Almost All The Birds, The Only Really Free Things In This
Country Now, Move, Even Those That Do Not Quit The Island; And Why Not
The Deer In The Old Time When All The Woods Were Open To Them?
England is
not a large country, but there are considerable differences in the
climate and the time at which vegetation appears, quite sufficient of
themselves to induce animals to move from place to place.
We have no
narrowing buffalo zone to lament, for our buffalo zone disappeared long
ago. These parks and woods are islets of the olden time, dotted here and
there in the midst of the most modern agricultural scenery. These deer
and their ancestors have been confined within the pale for hundreds of
years, and though in a sense free, they are in no sense wild. But the old
power remains still. See the buck as he starts away, and jumps at every
leap as high as the fern. He would give the hounds a long chase yet.

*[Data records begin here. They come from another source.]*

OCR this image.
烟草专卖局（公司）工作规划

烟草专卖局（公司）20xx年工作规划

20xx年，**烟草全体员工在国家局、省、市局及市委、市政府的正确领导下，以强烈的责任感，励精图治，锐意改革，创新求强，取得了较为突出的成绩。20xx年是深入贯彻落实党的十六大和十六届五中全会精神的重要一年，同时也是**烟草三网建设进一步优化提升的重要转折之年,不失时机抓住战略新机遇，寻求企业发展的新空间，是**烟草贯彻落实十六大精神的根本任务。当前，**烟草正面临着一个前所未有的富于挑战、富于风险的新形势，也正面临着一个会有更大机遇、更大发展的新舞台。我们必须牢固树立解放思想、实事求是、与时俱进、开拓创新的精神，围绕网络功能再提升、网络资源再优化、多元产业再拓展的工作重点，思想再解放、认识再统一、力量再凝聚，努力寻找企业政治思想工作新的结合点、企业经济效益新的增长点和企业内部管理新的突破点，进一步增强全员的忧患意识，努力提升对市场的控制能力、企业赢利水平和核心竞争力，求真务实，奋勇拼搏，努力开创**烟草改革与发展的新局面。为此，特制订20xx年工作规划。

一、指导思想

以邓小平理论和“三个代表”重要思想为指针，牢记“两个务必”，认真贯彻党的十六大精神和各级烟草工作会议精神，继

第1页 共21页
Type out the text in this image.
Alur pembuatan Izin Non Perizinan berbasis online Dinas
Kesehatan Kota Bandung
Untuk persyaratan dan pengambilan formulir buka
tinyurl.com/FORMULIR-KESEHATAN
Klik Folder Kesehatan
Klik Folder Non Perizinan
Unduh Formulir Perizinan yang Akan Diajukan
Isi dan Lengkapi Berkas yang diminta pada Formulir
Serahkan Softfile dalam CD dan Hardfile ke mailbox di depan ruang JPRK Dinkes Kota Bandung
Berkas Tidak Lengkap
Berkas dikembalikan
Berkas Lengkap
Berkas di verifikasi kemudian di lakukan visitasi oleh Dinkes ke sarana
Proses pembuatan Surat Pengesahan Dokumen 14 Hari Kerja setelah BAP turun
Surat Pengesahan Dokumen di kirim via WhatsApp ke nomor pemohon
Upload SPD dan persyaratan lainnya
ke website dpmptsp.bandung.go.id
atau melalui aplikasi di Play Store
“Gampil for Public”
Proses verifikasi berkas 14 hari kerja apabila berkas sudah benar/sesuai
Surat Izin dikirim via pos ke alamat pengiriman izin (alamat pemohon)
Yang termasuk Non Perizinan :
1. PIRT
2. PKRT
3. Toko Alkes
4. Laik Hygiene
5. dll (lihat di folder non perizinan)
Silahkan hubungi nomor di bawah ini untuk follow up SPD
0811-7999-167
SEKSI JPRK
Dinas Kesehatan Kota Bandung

The fern is fully four feet tall, hiding a boy entirely, and only showing
a man's head. The deer do not go through it unless startled; they prefer
to follow a track already made, one of their own trails. It is their
natural cover, and when the buckhounds meet near London the buck often
takes refuge in one or other of the fern-grown commons of which there are
many on the southern side. But fern is inimical to grass, and, while it
gives them cover, occupies the place of much more pleasant herbage.